Cette doctrine avait apparemment pour but de répondre par l'instinct de conservation aux velléités de conquête. L'opinion d'un homme clairvoyant, partagée par les hommes de son parti, devient ainsi l'opinion de la masse. Les gens avertis qui connaissaient les craintes inspirées par les peuples, à tour de rôle prêts à revendiquer le droit des conquérants, avaient parfaitement raison d'affirmer leur volonté de demeurer les derniers et définitifs occupants d'un pays défriché, exploité, administré par eux, d'après un idéal religieux et politique parfaitement défini,—sur lequel ceux qui n'étaient pas du pays, n'avaient plus rien à prétendre.

Ils avaient d'autant plus raison que, malgré les victoires remportées par les Américains et malgré les traités signés, à la fin du XVIIIe et au commencement du XIXe siècle, les Anglais ne semblaient pas vouloir s'incliner devant les faits accomplis. Ils cherchaient toutes les occasions pour reconquérir les colonies perdues, ou une partie de ces colonies, en entretenant des relations actives avec les hommes assez nombreux qui, lésés dans leurs intérêts ou leurs espérances, étaient demeurés fidèles à la métropole.
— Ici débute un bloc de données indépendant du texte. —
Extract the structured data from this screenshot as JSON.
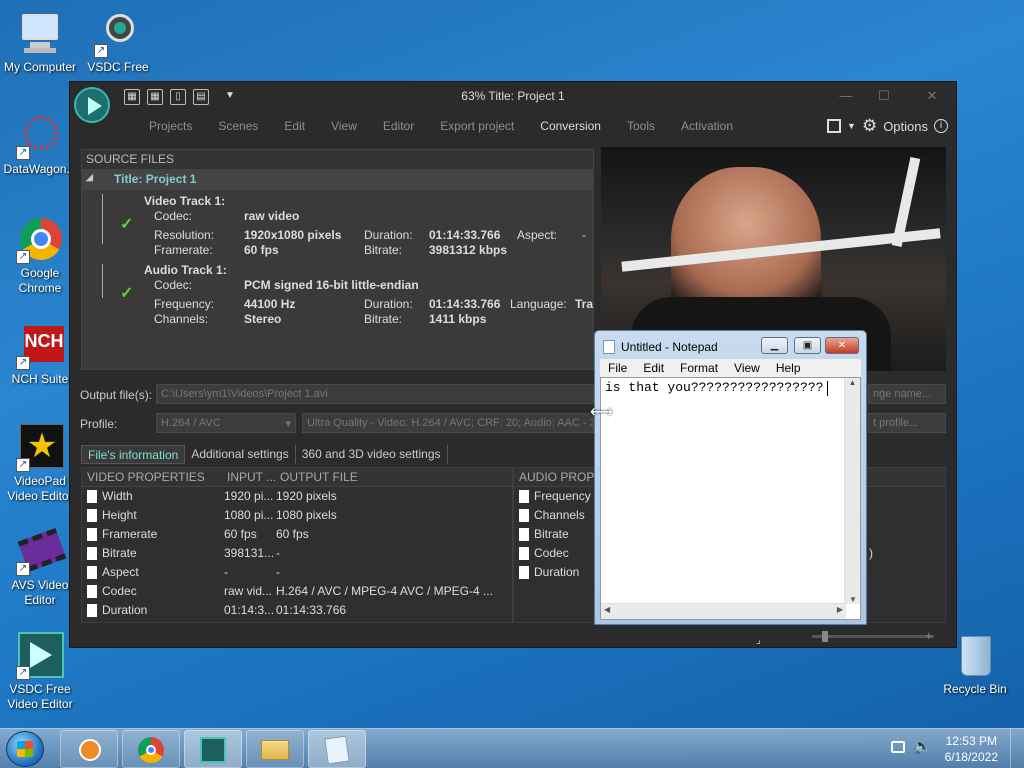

La France, de son côté et pour les mêmes raisons, continua sa politique américaine. Cette politique fut celle de Napoléon dès qu'il arriva au pouvoir et, s'il ne put la mener à bien, et, dans la plupart des cas, s'il dut en modifier, de fond en comble, les grandes lignes et les projets d'exécution, il faut en chercher la raison dans les bouleversements européens commencés par les guerres de la Révolution et continués par les guerres de l'Empire.

Cependant, les États-Unis, sous la pression de ces événements, voyaient l'influence et la direction du gouvernement passer tour à tour à deux partis extrêmes et opposés, représentés par les Fédéralistes et par les Républicains. Les premiers s'inspirèrent plus spécialement des tendances de la politique anglaise, c'est-à-dire réactionnaire,—les seconds se déclarèrent les partisans et les adeptes de la France révolutionnaire, aussi longtemps que la révolution demeura sur le terrain des immortels principes,—ils furent les admirateurs de Bonaparte, général de la République, mais ils furent les adversaires de Napoléon empereur, roi et conquérant.

Ainsi, Napoléon trouva toujours l'Amérique sur sa route: rêve ou réalité, proie désignée aux coups de son imagination ambitieuse ou refuge final quand la fortune lui eût dit un définitif adieu, elle le hanta,—lointain mirage qui le leurra parfois, qu'il contribua à grandir et qu'il ne put jamais atteindre.

Quelques-uns de ses projets concernant l'Amérique restèrent de simples velléités, tandis que d'autres eurent une solution absolument contraire à celle qu'il avait d'abord voulu leur donner.

Après la paix d'Amiens, il avait à sa disposition, pour des entreprises coloniales, une grande armée de vétérans composée des vainqueurs de Marengo et de Hohenlinden. Sa flotte intacte n'avait pas encore connu le désastre de Trafalgar. Avec de telles ressources, il n'est pas extravagant de supposer qu'il aurait parfaitement pu fonder un empire français en Amérique,—réplique à l'empire qu'il n'avait pu établir en Orient.

C'est apparemment dans ce but qu'en automne de 1800, par une clause secrète mentionnée dans la Convention avec l'Espagne, cette dernière rétrocéda à la France le quart du territoire de l'Amérique du Nord: la Louisiane.